Metabolic Syndrome – 5 Frequently Asked Questions


Obesity has been called an epidemic. It puzzles me that if we feel it is, why we are not doing more about it. For other potential epidemics like SARS and Bird Flu, we have spent millions in preparation for a problem that has not killed more than 200 people worldwide. Yet, we are concerned that the next generation may be the first in many decades to not live longer than the previous one because of obesity. The earliest manifestation of an obesity related health problem is a condition called Metabolic Syndrome. Here are the answers to 5 frequently asked questions about this condition.

What is metabolic Syndrome? It is not a disease but a collection of measurable changes in various systems of the body. Though it does not cause a specific disease, the collection of symptoms occurs in obese individuals with regularity and predictability.

What causes Metabolic Syndrome? In a word, obesity. When an individual accumulates enough intra-abdominal fat, certain metabolic processes are not able to be regulated normally. The abdominal fat produces a number of different chemicals that contribute to a number of abnormal responses in our body.

How do I know if I have Metabolic Syndrome? The easiest way to detect the possibility is with a Body Mass Index calculator or a tape measure. Body Mass Index is a ratio of height to weight. It is expressed as a number. Below 24 is usually considered normal. 25-29 is Over Weight. BMI of 30 or more is obesity. With a measuring tape, measure your waist at the umbilicus (belly button). If you are a man and your waist is over 40 inches or a woman with a waist over 36 inches you fall into the category of overweight or obese. People in this category are very likely to have metabolic syndrome.

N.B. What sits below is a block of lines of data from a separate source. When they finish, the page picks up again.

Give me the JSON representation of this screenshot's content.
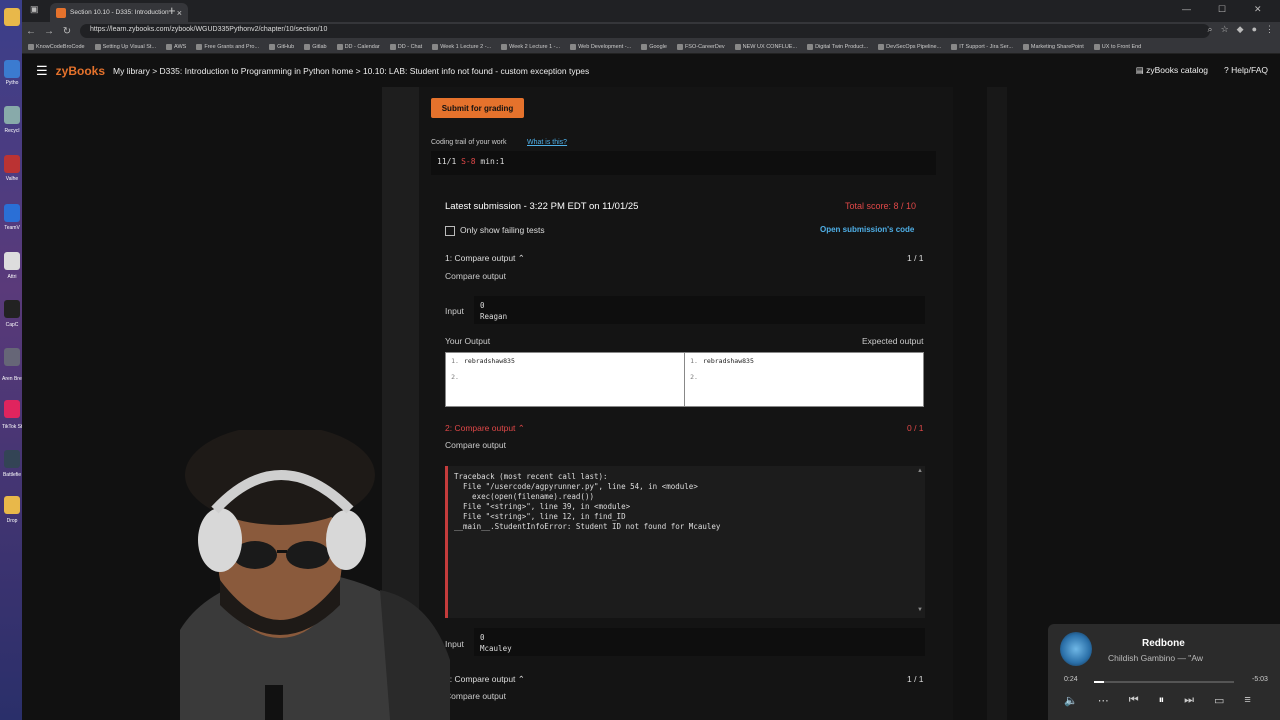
{
  "browser": {
    "tab_title": "Section 10.10 - D335: Introduction",
    "url": "https://learn.zybooks.com/zybook/WGUD335Pythonv2/chapter/10/section/10",
    "bookmarks": [
      "KnowCodeBroCode",
      "Setting Up Visual St...",
      "AWS",
      "Free Grants and Pro...",
      "GitHub",
      "Gitlab",
      "DD - Calendar",
      "DD - Chat",
      "Week 1 Lecture 2 -...",
      "Week 2 Lecture 1 -...",
      "Web Development -...",
      "Google",
      "FSO-CareerDev",
      "NEW UX CONFLUE...",
      "Digital Twin Product...",
      "DevSecOps Pipeline...",
      "IT Support - Jira Ser...",
      "Marketing SharePoint",
      "UX to Front End"
    ]
  },
  "taskbar": {
    "labels": [
      "Pytho",
      "Recycl",
      "Valhe",
      "TeamV",
      "Attri",
      "CapC",
      "Aren Break",
      "TikTok Studi",
      "Battlefie",
      "Drop"
    ]
  },
  "header": {
    "logo": "zyBooks",
    "breadcrumb": "My library  >  D335: Introduction to Programming in Python home  >  10.10: LAB: Student info not found - custom exception types",
    "catalog": "zyBooks catalog",
    "help": "Help/FAQ"
  },
  "lab": {
    "submit_label": "Submit for grading",
    "trail_label": "Coding trail of your work",
    "trail_link": "What is this?",
    "trail_date": "11/1",
    "trail_marks": "S-8",
    "trail_min": "min:1",
    "latest_submission": "Latest submission - 3:22 PM EDT on 11/01/25",
    "total_score": "Total score: 8 / 10",
    "failing_label": "Only show failing tests",
    "open_code": "Open submission's code"
  },
  "tests": [
    {
      "title": "1: Compare output",
      "score": "1 / 1",
      "sub": "Compare output",
      "input_label": "Input",
      "input": "0\nReagan",
      "your_output_label": "Your Output",
      "expected_label": "Expected output",
      "your_output": [
        "rebradshaw835",
        ""
      ],
      "expected_output": [
        "rebradshaw835",
        ""
      ]
    },
    {
      "title": "2: Compare output",
      "score": "0 / 1",
      "sub": "Compare output",
      "traceback": "Traceback (most recent call last):\n  File \"/usercode/agpyrunner.py\", line 54, in <module>\n    exec(open(filename).read())\n  File \"<string>\", line 39, in <module>\n  File \"<string>\", line 12, in find_ID\n__main__.StudentInfoError: Student ID not found for Mcauley",
      "input_label": "Input",
      "input": "0\nMcauley"
    },
    {
      "title": "3: Compare output",
      "score": "1 / 1",
      "sub": "Compare output"
    }
  ],
  "media": {
    "song": "Redbone",
    "artist": "Childish Gambino — \"Aw",
    "time_now": "0:24",
    "time_left": "-5:03",
    "progress": 0.07
  },
  "colors": {
    "accent": "#e5722c",
    "error": "#e04848",
    "link": "#4fb0e8"
  }
}
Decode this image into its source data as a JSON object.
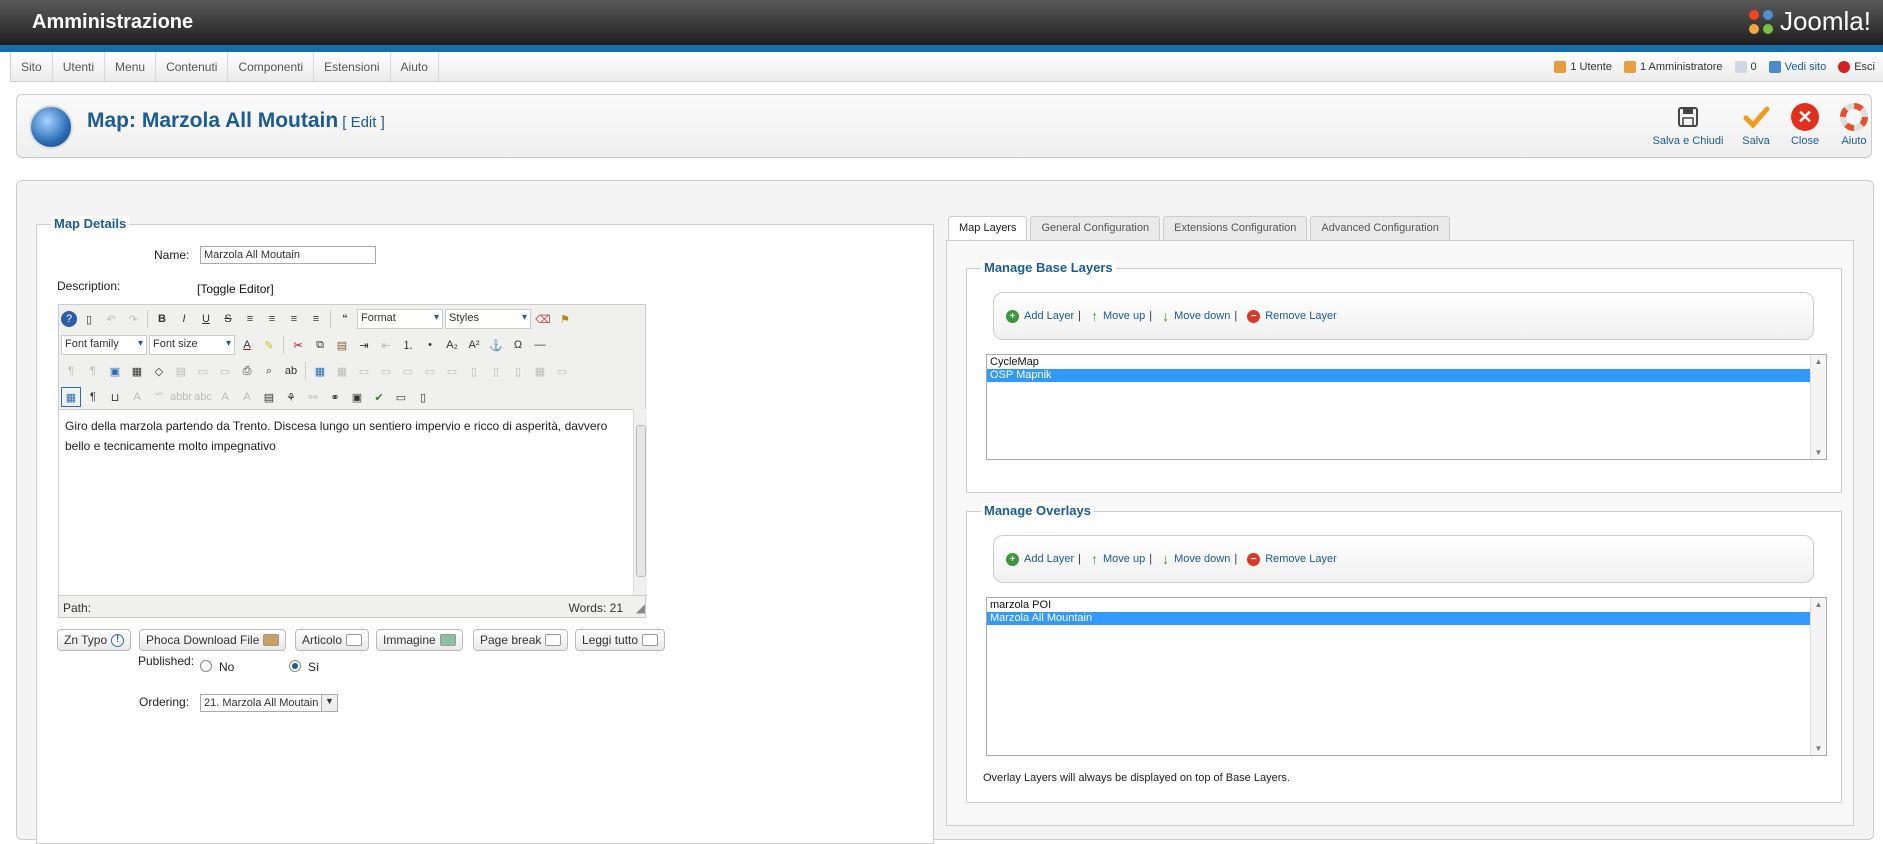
{
  "header": {
    "title": "Amministrazione",
    "logo_text": "Joomla!"
  },
  "menu": [
    "Sito",
    "Utenti",
    "Menu",
    "Contenuti",
    "Componenti",
    "Estensioni",
    "Aiuto"
  ],
  "status": {
    "users": "1 Utente",
    "admins": "1 Amministratore",
    "messages": "0",
    "view_site": "Vedi sito",
    "logout": "Esci"
  },
  "toolbar": {
    "page_title": "Map: Marzola All Moutain",
    "page_title_suffix": "[ Edit ]",
    "save_close": "Salva e Chiudi",
    "save": "Salva",
    "close": "Close",
    "help": "Aiuto"
  },
  "map_details": {
    "legend": "Map Details",
    "name_label": "Name:",
    "name_value": "Marzola All Moutain",
    "description_label": "Description:",
    "toggle_editor": "[Toggle Editor]",
    "editor": {
      "format_select": "Format",
      "styles_select": "Styles",
      "font_family_select": "Font family",
      "font_size_select": "Font size",
      "content": "Giro della marzola partendo da Trento. Discesa lungo un sentiero impervio e ricco di asperità, davvero bello e tecnicamente molto impegnativo",
      "path_label": "Path:",
      "words": "Words: 21"
    },
    "buttons": [
      "Zn Typo",
      "Phoca Download File",
      "Articolo",
      "Immagine",
      "Page break",
      "Leggi tutto"
    ],
    "published_label": "Published:",
    "published_no": "No",
    "published_yes": "Sì",
    "ordering_label": "Ordering:",
    "ordering_value": "21. Marzola All Moutain"
  },
  "tabs": [
    "Map Layers",
    "General Configuration",
    "Extensions Configuration",
    "Advanced Configuration"
  ],
  "base_layers": {
    "legend": "Manage Base Layers",
    "add": "Add Layer",
    "up": "Move up",
    "down": "Move down",
    "remove": "Remove Layer",
    "items": [
      "CycleMap",
      "OSP Mapnik"
    ],
    "selected_index": 1
  },
  "overlays": {
    "legend": "Manage Overlays",
    "add": "Add Layer",
    "up": "Move up",
    "down": "Move down",
    "remove": "Remove Layer",
    "items": [
      "marzola POI",
      "Marzola All Mountain"
    ],
    "selected_index": 1,
    "note": "Overlay Layers will always be displayed on top of Base Layers."
  }
}
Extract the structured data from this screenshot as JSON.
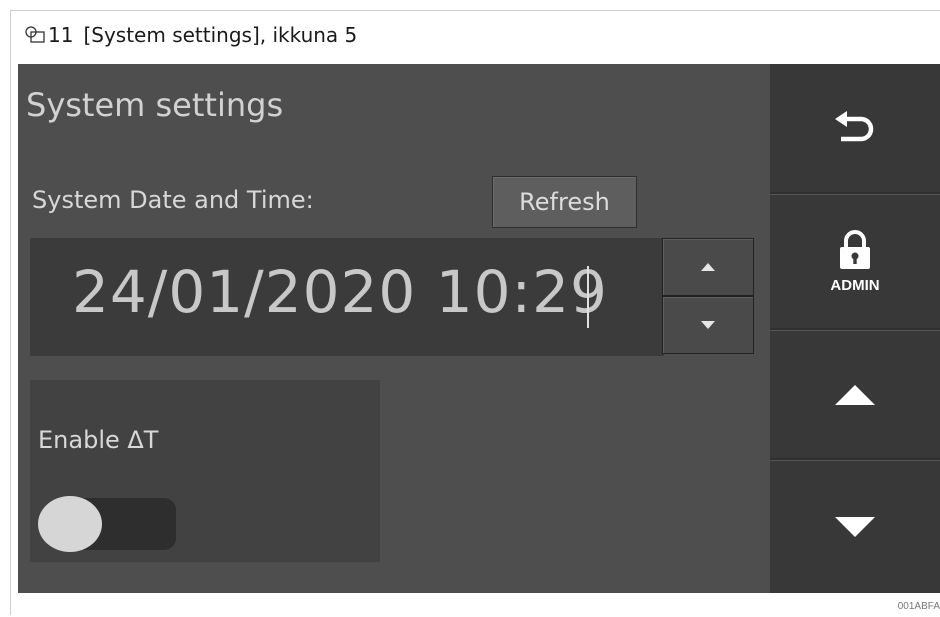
{
  "caption": {
    "figure_number": "11",
    "text": "[System settings], ikkuna 5"
  },
  "screen": {
    "title": "System settings",
    "datetime_label": "System Date and Time:",
    "refresh_label": "Refresh",
    "datetime_value": "24/01/2020 10:29",
    "enable_delta_t_label": "Enable ΔT",
    "enable_delta_t_on": false
  },
  "sidebar": {
    "back_icon": "back-arrow-icon",
    "lock_icon": "padlock-icon",
    "admin_label": "ADMIN",
    "up_icon": "triangle-up-icon",
    "down_icon": "triangle-down-icon"
  },
  "image_code": "001ABFA"
}
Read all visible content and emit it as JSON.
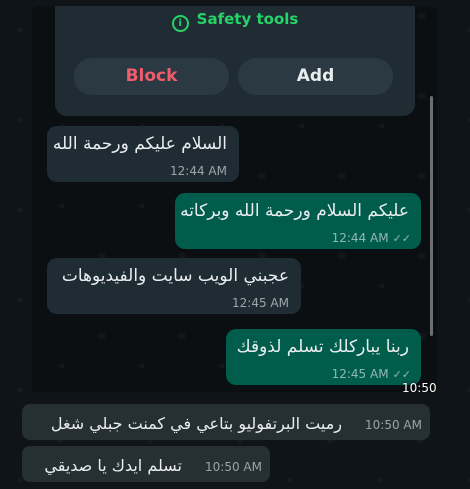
{
  "image_message": {
    "safety": {
      "icon": "info-icon",
      "label": "Safety tools"
    },
    "block_label": "Block",
    "add_label": "Add",
    "bubbles": [
      {
        "direction": "incoming",
        "text": "السلام عليكم ورحمة الله",
        "time": "12:44 AM"
      },
      {
        "direction": "outgoing",
        "text": "عليكم السلام ورحمة الله وبركاته",
        "time": "12:44 AM"
      },
      {
        "direction": "incoming",
        "text": "عجبني الويب سايت والفيديوهات",
        "time": "12:45 AM"
      },
      {
        "direction": "outgoing",
        "text": "ربنا يباركلك تسلم لذوقك",
        "time": "12:45 AM"
      }
    ],
    "time": "10:50 AM"
  },
  "messages": [
    {
      "text": "رميت البرتفوليو بتاعي في كمنت جبلي شغل",
      "time": "10:50 AM"
    },
    {
      "text": "تسلم ايدك يا صديقي",
      "time": "10:50 AM"
    }
  ],
  "colors": {
    "safety_green": "#25d366",
    "block_red": "#f15c6d",
    "incoming_bubble": "#1f2c34",
    "outgoing_bubble": "#005c4b",
    "chat_bubble": "#262f34"
  }
}
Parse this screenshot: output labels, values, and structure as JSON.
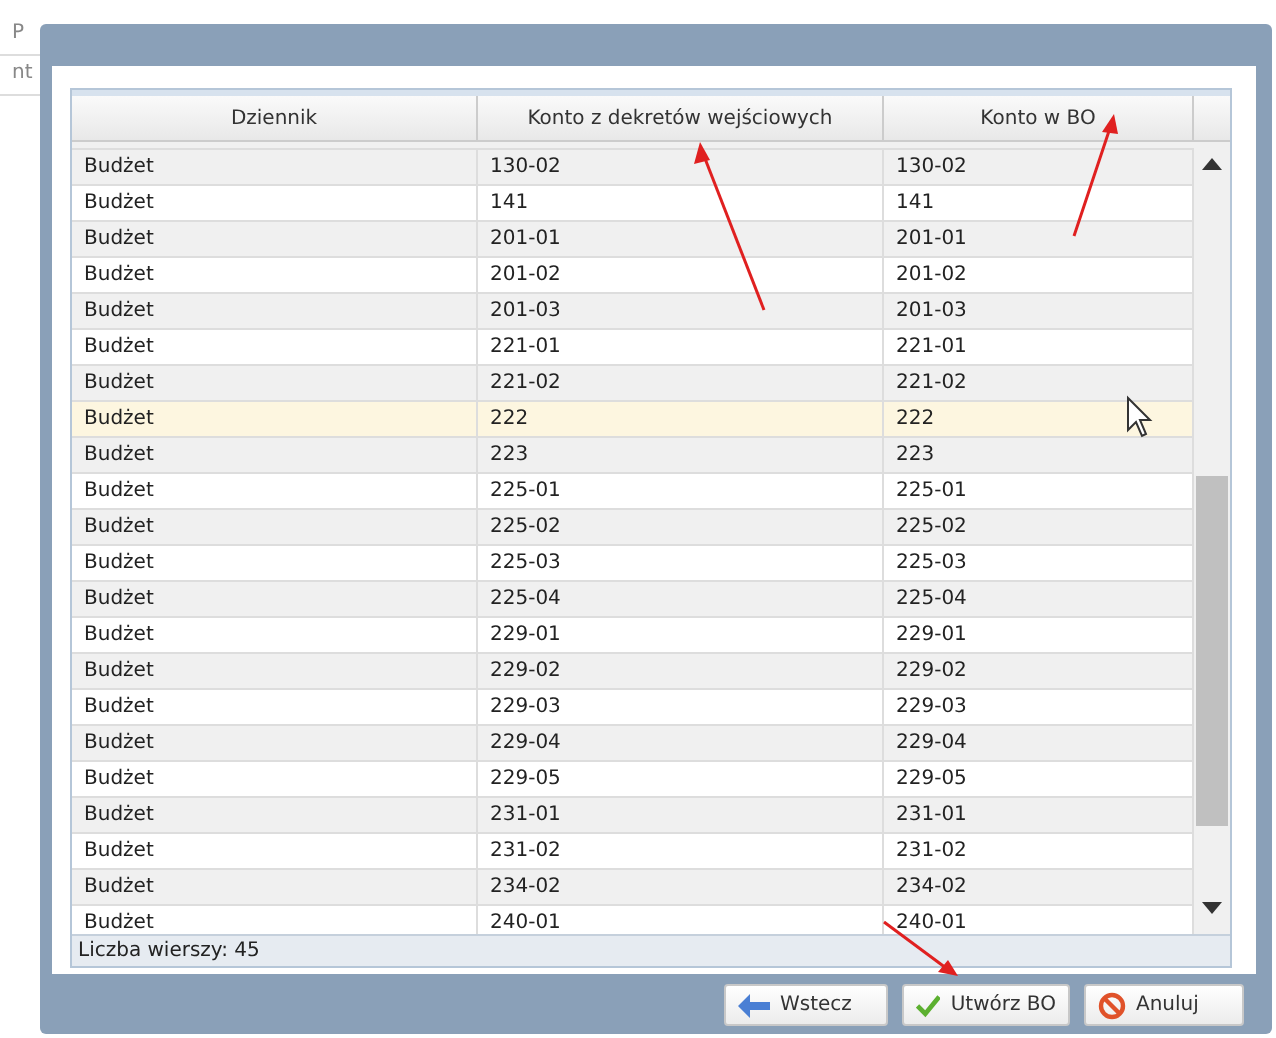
{
  "background_app": {
    "texts": [
      "P",
      "nt"
    ]
  },
  "grid": {
    "columns": [
      "Dziennik",
      "Konto z dekretów wejściowych",
      "Konto w BO"
    ],
    "rows": [
      {
        "cells": [
          "Budżet",
          "130-02",
          "130-02"
        ],
        "hovered": false
      },
      {
        "cells": [
          "Budżet",
          "141",
          "141"
        ],
        "hovered": false
      },
      {
        "cells": [
          "Budżet",
          "201-01",
          "201-01"
        ],
        "hovered": false
      },
      {
        "cells": [
          "Budżet",
          "201-02",
          "201-02"
        ],
        "hovered": false
      },
      {
        "cells": [
          "Budżet",
          "201-03",
          "201-03"
        ],
        "hovered": false
      },
      {
        "cells": [
          "Budżet",
          "221-01",
          "221-01"
        ],
        "hovered": false
      },
      {
        "cells": [
          "Budżet",
          "221-02",
          "221-02"
        ],
        "hovered": false
      },
      {
        "cells": [
          "Budżet",
          "222",
          "222"
        ],
        "hovered": true
      },
      {
        "cells": [
          "Budżet",
          "223",
          "223"
        ],
        "hovered": false
      },
      {
        "cells": [
          "Budżet",
          "225-01",
          "225-01"
        ],
        "hovered": false
      },
      {
        "cells": [
          "Budżet",
          "225-02",
          "225-02"
        ],
        "hovered": false
      },
      {
        "cells": [
          "Budżet",
          "225-03",
          "225-03"
        ],
        "hovered": false
      },
      {
        "cells": [
          "Budżet",
          "225-04",
          "225-04"
        ],
        "hovered": false
      },
      {
        "cells": [
          "Budżet",
          "229-01",
          "229-01"
        ],
        "hovered": false
      },
      {
        "cells": [
          "Budżet",
          "229-02",
          "229-02"
        ],
        "hovered": false
      },
      {
        "cells": [
          "Budżet",
          "229-03",
          "229-03"
        ],
        "hovered": false
      },
      {
        "cells": [
          "Budżet",
          "229-04",
          "229-04"
        ],
        "hovered": false
      },
      {
        "cells": [
          "Budżet",
          "229-05",
          "229-05"
        ],
        "hovered": false
      },
      {
        "cells": [
          "Budżet",
          "231-01",
          "231-01"
        ],
        "hovered": false
      },
      {
        "cells": [
          "Budżet",
          "231-02",
          "231-02"
        ],
        "hovered": false
      },
      {
        "cells": [
          "Budżet",
          "234-02",
          "234-02"
        ],
        "hovered": false
      },
      {
        "cells": [
          "Budżet",
          "240-01",
          "240-01"
        ],
        "hovered": false
      }
    ],
    "footer": "Liczba wierszy: 45"
  },
  "buttons": [
    {
      "label": "Wstecz",
      "kind": "back"
    },
    {
      "label": "Utwórz BO",
      "kind": "confirm"
    },
    {
      "label": "Anuluj",
      "kind": "cancel"
    }
  ]
}
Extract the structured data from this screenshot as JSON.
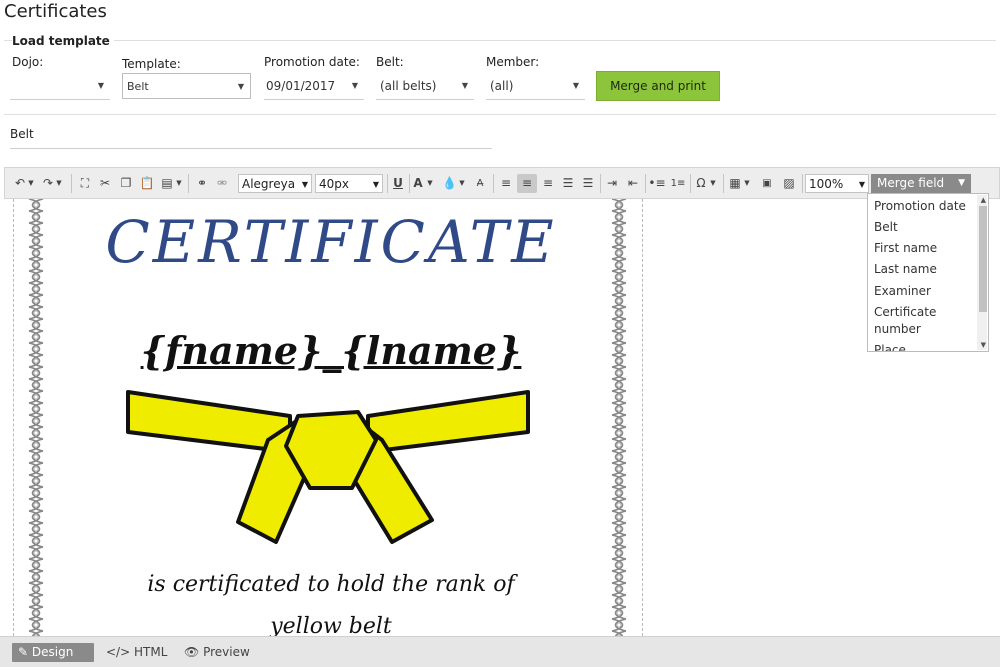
{
  "page": {
    "title": "Certificates"
  },
  "load_template": {
    "title": "Load template",
    "dojo": {
      "label": "Dojo:",
      "value": ""
    },
    "template": {
      "label": "Template:",
      "value": "Belt"
    },
    "promotion_date": {
      "label": "Promotion date:",
      "value": "09/01/2017"
    },
    "belt": {
      "label": "Belt:",
      "value": "(all belts)"
    },
    "member": {
      "label": "Member:",
      "value": "(all)"
    },
    "merge_button": "Merge and print"
  },
  "template_name": "Belt",
  "toolbar": {
    "font_family": "Alegreya",
    "font_size": "40px",
    "zoom": "100%",
    "merge_field": "Merge field",
    "icons": [
      "undo-icon",
      "redo-icon",
      "select-all-icon",
      "cut-icon",
      "copy-icon",
      "paste-icon",
      "paste-options-icon",
      "link-icon",
      "unlink-icon",
      "underline-icon",
      "font-color-icon",
      "highlight-icon",
      "clear-format-icon",
      "align-left-icon",
      "align-center-icon",
      "align-right-icon",
      "justify-icon",
      "justify-full-icon",
      "indent-icon",
      "outdent-icon",
      "bullet-list-icon",
      "numbered-list-icon",
      "symbol-icon",
      "table-icon",
      "insert-template-icon",
      "image-icon"
    ]
  },
  "merge_fields": [
    "Promotion date",
    "Belt",
    "First name",
    "Last name",
    "Examiner",
    "Certificate number",
    "Place"
  ],
  "certificate": {
    "title": "CERTIFICATE",
    "fname": "{fname}",
    "sep": "_",
    "lname": "{lname}",
    "line1": "is certificated to hold the rank of",
    "line2": "yellow belt",
    "belt_color": "#f0ec00"
  },
  "modes": {
    "design": "Design",
    "html": "HTML",
    "preview": "Preview"
  },
  "colors": {
    "accent_green": "#8cc43b",
    "title_blue": "#2f4a86"
  }
}
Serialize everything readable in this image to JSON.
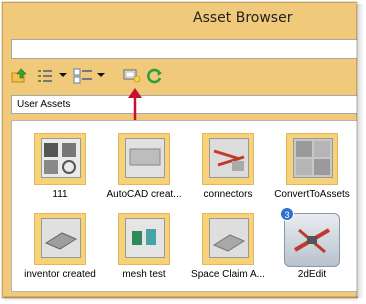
{
  "window": {
    "title": "Asset Browser"
  },
  "search": {
    "value": "",
    "placeholder": ""
  },
  "toolbar": {
    "buttons": [
      {
        "name": "add-asset-button",
        "icon": "folder-import-icon"
      },
      {
        "name": "view-list-button",
        "icon": "list-view-icon"
      },
      {
        "name": "view-details-button",
        "icon": "details-view-icon"
      },
      {
        "name": "preview-button",
        "icon": "preview-bulb-icon"
      },
      {
        "name": "refresh-button",
        "icon": "refresh-icon"
      }
    ]
  },
  "path": {
    "label": "User Assets"
  },
  "assets": [
    {
      "label": "111"
    },
    {
      "label": "AutoCAD creat..."
    },
    {
      "label": "connectors"
    },
    {
      "label": "ConvertToAssets"
    },
    {
      "label": "inventor created"
    },
    {
      "label": "mesh test"
    },
    {
      "label": "Space Claim A..."
    },
    {
      "label": "2dEdit",
      "badge": "3"
    }
  ],
  "colors": {
    "window_bg": "#f0c97b",
    "folder": "#f6d37a",
    "annotation_arrow": "#c8102e",
    "badge": "#2f6fcf"
  }
}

How do you know if you have metabolic syndrome? Measure the possible abnormal processes. Evidence is mildly elevated blood pressure, elevated blood sugar of above 105 but less than 120, high triglycerides – a blood fat, and low HDL cholesterol. Over time one or more of these systems will fail and diabetes with hypertension will occur.

If I do not act, what are the possible consequences? Diabetes and Hypertension are risk factors for heart disease. This is a slow silent killer that is fatal 30% of the time when it first occurs. Spending the remainder of your life on a cocktail of medications for diabetes, cholesterol, hypertension, neuropathy, and heart disease is the consequence of ignoring it.

So many people are not ready for change and then get hit hard by disease. You need to find as many reasons as possible for you to take action. Find out reasons that make the difficulty of change worth the effort.